Food businesses are legally required to provide allergy information about the foods they sell, including retailers and catering services as well as manufacturers and institutional caterers (for more details please refer to food law technical guidance). Foods must contain one or more of 14 food allergens: celery, crustaceans (such as shrimp, crabs and lobsters), eggs, fish, milk, nuts lupin peanuts soya sesame seeds wheat sulphur dioxide and sulphites; our fact sheets designed specifically for food service operators in Arabic Simplified Chinese Vietnamese while child nutrition program operatorss; our fact sheets come complete with fact sheets tailored for child nutrition program operatorss (revised 2024). Our fact sheets cater towards food service operatorss while child nutrition program operatorss with dedicated fact sheets tailored specifically towards child nutrition program operatorss – our fact sheets for child nutrition program operatorss is updated every two years based on what data available from manufacturers/manufacturer/manufactur dioxide/sulphites etc.

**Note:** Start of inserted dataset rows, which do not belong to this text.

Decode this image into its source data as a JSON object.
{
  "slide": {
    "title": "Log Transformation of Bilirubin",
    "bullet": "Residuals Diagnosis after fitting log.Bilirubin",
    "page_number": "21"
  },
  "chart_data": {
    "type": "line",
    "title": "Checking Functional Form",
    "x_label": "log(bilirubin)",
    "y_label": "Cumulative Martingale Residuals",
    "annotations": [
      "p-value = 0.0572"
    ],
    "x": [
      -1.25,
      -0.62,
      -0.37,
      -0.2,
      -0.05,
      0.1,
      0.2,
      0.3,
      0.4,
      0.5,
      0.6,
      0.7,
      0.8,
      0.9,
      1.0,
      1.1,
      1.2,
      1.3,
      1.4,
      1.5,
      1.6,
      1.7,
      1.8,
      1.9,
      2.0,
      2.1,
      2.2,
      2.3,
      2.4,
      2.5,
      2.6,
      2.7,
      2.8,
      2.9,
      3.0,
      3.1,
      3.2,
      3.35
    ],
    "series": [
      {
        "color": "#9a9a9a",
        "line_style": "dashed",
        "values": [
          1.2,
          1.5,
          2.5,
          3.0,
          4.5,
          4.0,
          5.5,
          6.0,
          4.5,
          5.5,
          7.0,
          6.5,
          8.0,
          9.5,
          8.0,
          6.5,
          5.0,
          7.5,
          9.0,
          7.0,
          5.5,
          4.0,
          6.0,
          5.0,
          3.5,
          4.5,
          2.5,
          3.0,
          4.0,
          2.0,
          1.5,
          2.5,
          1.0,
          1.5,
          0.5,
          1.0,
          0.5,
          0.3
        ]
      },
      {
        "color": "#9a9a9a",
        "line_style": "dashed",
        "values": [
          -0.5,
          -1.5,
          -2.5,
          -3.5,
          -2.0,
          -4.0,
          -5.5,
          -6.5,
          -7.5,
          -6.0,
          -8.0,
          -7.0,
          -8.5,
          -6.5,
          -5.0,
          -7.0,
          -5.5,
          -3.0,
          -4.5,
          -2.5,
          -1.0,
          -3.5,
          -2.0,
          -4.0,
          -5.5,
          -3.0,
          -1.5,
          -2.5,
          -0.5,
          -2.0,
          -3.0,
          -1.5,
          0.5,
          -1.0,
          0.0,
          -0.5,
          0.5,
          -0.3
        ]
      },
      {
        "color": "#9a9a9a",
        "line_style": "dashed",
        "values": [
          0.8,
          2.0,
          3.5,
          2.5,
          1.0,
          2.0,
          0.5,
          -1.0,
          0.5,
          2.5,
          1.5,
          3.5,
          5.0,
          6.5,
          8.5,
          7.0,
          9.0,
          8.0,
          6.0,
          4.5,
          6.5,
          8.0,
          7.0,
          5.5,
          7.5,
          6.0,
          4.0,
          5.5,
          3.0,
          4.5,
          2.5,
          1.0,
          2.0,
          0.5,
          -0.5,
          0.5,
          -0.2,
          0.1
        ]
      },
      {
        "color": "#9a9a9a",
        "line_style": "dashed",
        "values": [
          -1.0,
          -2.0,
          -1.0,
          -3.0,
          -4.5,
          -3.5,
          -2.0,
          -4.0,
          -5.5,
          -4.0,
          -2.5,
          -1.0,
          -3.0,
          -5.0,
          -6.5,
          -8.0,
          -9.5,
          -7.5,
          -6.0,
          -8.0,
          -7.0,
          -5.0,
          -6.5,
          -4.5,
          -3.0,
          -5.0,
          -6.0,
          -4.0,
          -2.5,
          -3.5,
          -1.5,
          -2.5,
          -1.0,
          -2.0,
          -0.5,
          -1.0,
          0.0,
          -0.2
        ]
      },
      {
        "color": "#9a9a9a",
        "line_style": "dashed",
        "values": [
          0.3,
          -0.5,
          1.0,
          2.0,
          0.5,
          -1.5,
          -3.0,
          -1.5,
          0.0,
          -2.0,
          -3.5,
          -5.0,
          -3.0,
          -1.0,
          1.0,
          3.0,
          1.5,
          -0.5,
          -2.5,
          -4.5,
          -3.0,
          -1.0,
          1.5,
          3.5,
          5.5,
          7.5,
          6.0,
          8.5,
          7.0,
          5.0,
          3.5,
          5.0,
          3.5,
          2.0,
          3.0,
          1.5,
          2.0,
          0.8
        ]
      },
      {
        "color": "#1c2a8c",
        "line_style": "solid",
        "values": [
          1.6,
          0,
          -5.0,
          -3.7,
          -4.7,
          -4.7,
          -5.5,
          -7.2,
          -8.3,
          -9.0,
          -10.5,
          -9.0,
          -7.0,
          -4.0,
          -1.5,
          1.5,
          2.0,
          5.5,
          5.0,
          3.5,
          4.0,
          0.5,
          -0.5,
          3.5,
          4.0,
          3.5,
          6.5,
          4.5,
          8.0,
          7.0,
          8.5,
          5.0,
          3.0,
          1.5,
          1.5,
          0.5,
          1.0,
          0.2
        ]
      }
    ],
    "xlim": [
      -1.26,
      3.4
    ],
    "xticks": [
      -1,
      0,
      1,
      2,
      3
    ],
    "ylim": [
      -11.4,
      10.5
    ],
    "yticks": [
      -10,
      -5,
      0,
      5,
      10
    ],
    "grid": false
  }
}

These fact sheets are available both in PDF and Word formats and provide an overview of allergies, the top food allergens, and how best to manage them.

Prevention

Allergen Fact Sheets provide one-stop resources for information on symptoms, diagnosis and management of common allergy triggers. Topics covered include milk, eggs, wheat, soy, peanuts tree nuts fish crustacean shellfish as well as nonfood triggers like dyes additives or pet dander.

Food Allergen Labeling and Consumer Protection Act of 2004 requires food manufacturers to label products containing eight major allergens; milk, egg, wheat, soy, peanuts, fish, tree nuts and crustacean shellfish – to identify them on labels by common or usual names or specific species (for instance buttermilk or salmon). Incidental ingredients (additives or flavoring) must also be disclosed.

FDA also monitors food and ingredients that cause allergic reactions in sensitive individuals, and requires specific labeling of them. Examples include gluten, certain additives (for instance yellow 5, carmine and sulfites) as well as anything that has recently become the subject of scientific research on allergic reactions in vulnerable populations.

The Institute of Child Nutrition and FNS collaborated with food safety experts at the Food Allergen Research Laboratory to develop two sets of fact sheets for food allergy awareness and training, targeting Adult Day Care providers as well as child nutrition program operators who focus on nine major allergens.